Feeling exhausted? Is it any surprise? This is just one day’s-worth of “health advice” as reported in the newspapers. Every day it seems that we’re told to stop eating one thing, start eating another, drink this, don’t drink this and now we’re even informed that if we are really serious about losing weight we might have to move house. How can we know what to believe? Is it any wonder, given all this conflicting information constantly coming at us, that so many of us just opt out of attempting to be healthy altogether?

There is no point looking at the figures on rising obesity – with the concurrent statistics on heart disease, diabetes and other serious health problems – in isolation. What all these stories tell us is that we have a serious problem with health. It goes beyond the headlines and affects every home – and fridge – in the land.

Our National Health Service has become so under pressure (and under-funded) it is operating at more of an emergency level than as an ongoing authority offering trusted information and advice. The gap has been filled by worried individuals jumping on every health bandwagon which rolls into town. And this is a bandwagon which is propelled by an ever-more competitive bunch of doctors, scientists, health “experts” and people on television who know they can make money and fame out of preying on the public’s fears.

Let’s take teeth as an example. It’s all very well for this doctor to pontificate about the terrible state of British teeth. Too much sugar plays a part in decay, I know, but has this chap tried to get an appointment with a NHS dentist recently? Does he know about the waiting lists to even be taken onto a surgery’s books, let alone be seen and treated by an actual dentist?

A friend of mine was in agony with an abcess recently and had to travel 20 miles away to Huddersfield just to have it looked at, because there wasn’t a dentist in Barnsley able to see her. I am always hearing about children being taken to A&E with toothache by desperate parents who can’t get an emergency appointment at a surgery. Changes to the way that dentistry is funded and growing numbers of people demanding free dental care has impacted on the system worse than any troublesome wisdom tooth.

And I think this doctor is missing the point about the cosmetic element. Hasn’t he noticed that every high street – even the ones littered with boarded-up shops – seems to have a beauty parlour offering “tooth-whitening” to give every girl (and boy) a “Hollywood smile”? What kind of crazy world do we live in? Dentists with queues round the block, patients in agony with toothache, and beauty parlours offering to mask over the damage with a a tray of bleach and a laser? This just about sums up the health of the nation. It’s gone rotten at the core.

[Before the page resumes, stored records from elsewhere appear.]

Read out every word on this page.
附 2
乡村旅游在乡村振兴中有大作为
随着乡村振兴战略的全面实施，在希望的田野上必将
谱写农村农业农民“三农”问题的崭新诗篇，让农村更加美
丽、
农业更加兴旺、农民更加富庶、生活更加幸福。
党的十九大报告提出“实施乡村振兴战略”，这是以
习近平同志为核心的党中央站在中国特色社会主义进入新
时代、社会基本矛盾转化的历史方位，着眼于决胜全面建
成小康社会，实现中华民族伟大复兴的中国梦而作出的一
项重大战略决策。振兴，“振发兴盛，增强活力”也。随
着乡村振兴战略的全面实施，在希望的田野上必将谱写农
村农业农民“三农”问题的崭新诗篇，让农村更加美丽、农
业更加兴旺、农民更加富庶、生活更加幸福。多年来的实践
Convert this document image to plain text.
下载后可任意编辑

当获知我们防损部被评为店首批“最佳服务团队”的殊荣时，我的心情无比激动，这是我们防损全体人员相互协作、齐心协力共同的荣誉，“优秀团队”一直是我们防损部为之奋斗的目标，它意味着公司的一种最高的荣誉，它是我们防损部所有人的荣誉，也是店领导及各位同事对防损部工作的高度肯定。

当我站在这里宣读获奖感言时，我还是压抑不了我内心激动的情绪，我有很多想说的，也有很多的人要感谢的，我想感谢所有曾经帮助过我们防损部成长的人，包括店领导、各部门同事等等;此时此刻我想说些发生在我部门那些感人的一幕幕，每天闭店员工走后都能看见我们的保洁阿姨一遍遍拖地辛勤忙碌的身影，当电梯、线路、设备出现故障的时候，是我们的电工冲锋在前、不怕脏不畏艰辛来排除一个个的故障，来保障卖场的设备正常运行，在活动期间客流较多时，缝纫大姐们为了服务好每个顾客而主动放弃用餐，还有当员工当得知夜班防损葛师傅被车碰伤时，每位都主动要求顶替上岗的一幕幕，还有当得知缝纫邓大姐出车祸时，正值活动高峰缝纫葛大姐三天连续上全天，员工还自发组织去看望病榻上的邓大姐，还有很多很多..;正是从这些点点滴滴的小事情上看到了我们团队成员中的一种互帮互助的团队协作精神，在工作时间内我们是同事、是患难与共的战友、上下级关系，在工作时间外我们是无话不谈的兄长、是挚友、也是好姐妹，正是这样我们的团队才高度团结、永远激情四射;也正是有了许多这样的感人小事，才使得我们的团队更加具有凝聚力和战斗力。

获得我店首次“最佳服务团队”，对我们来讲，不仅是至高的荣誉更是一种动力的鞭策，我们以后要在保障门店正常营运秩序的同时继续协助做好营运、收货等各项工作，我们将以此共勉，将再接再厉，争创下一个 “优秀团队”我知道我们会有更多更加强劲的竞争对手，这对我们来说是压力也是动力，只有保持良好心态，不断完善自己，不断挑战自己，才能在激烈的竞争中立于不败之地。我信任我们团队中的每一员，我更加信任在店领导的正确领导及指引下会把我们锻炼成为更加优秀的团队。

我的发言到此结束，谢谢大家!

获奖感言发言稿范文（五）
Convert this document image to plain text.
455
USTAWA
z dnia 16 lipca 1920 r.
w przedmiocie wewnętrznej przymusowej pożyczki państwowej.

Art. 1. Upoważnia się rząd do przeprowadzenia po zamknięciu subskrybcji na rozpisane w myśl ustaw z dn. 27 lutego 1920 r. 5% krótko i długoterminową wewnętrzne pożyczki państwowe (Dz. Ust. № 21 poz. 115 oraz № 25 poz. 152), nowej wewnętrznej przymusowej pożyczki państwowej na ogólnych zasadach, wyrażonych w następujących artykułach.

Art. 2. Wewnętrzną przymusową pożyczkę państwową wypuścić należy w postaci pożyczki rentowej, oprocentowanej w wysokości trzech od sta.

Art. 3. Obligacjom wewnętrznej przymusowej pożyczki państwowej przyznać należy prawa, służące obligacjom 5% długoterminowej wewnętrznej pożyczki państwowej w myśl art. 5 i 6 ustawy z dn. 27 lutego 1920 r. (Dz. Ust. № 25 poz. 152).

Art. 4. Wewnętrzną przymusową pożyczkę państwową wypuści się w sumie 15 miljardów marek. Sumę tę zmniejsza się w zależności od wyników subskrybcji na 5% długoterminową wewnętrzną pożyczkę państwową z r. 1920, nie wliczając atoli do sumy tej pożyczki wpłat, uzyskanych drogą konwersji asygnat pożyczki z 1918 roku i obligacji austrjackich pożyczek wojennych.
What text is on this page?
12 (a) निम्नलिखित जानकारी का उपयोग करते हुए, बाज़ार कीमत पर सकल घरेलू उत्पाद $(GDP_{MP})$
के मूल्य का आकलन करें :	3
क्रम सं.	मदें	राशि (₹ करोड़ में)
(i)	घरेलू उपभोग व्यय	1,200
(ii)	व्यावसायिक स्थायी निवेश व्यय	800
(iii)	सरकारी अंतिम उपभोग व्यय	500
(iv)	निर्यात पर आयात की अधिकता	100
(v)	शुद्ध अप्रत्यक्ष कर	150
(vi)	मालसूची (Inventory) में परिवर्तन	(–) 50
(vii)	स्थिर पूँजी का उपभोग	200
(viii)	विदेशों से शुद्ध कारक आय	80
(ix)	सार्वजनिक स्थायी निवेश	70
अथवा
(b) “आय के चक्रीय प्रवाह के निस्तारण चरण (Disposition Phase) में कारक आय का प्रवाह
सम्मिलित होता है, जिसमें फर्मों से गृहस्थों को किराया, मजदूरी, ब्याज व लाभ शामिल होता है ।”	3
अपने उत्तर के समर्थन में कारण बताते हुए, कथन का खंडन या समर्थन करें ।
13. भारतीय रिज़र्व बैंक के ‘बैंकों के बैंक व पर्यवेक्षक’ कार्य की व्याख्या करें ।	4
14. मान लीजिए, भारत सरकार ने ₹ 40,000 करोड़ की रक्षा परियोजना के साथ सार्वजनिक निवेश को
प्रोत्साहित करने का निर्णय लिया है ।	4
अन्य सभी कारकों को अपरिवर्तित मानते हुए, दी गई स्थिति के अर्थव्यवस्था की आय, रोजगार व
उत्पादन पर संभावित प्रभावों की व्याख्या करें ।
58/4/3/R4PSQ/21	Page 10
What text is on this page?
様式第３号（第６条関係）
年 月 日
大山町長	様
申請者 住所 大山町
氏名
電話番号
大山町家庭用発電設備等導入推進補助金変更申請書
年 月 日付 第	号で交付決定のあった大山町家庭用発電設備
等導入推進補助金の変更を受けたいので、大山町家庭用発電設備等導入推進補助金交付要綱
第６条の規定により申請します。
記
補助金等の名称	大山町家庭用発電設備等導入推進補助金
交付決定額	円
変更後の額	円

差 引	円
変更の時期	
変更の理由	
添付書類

What can we do except look after ourselves? I can’t claim to be a health expert. However, I’m convinced that the worst thing for health is worry. Isn’t it all a matter of balance? Stick to a decent diet, take enough exercise to keep the wheels turning and when stress threatens to engulf, know when to take a little time out to relax. It’s not a regime that’s going to sell books or make me famous on television, but it might just keep me alive.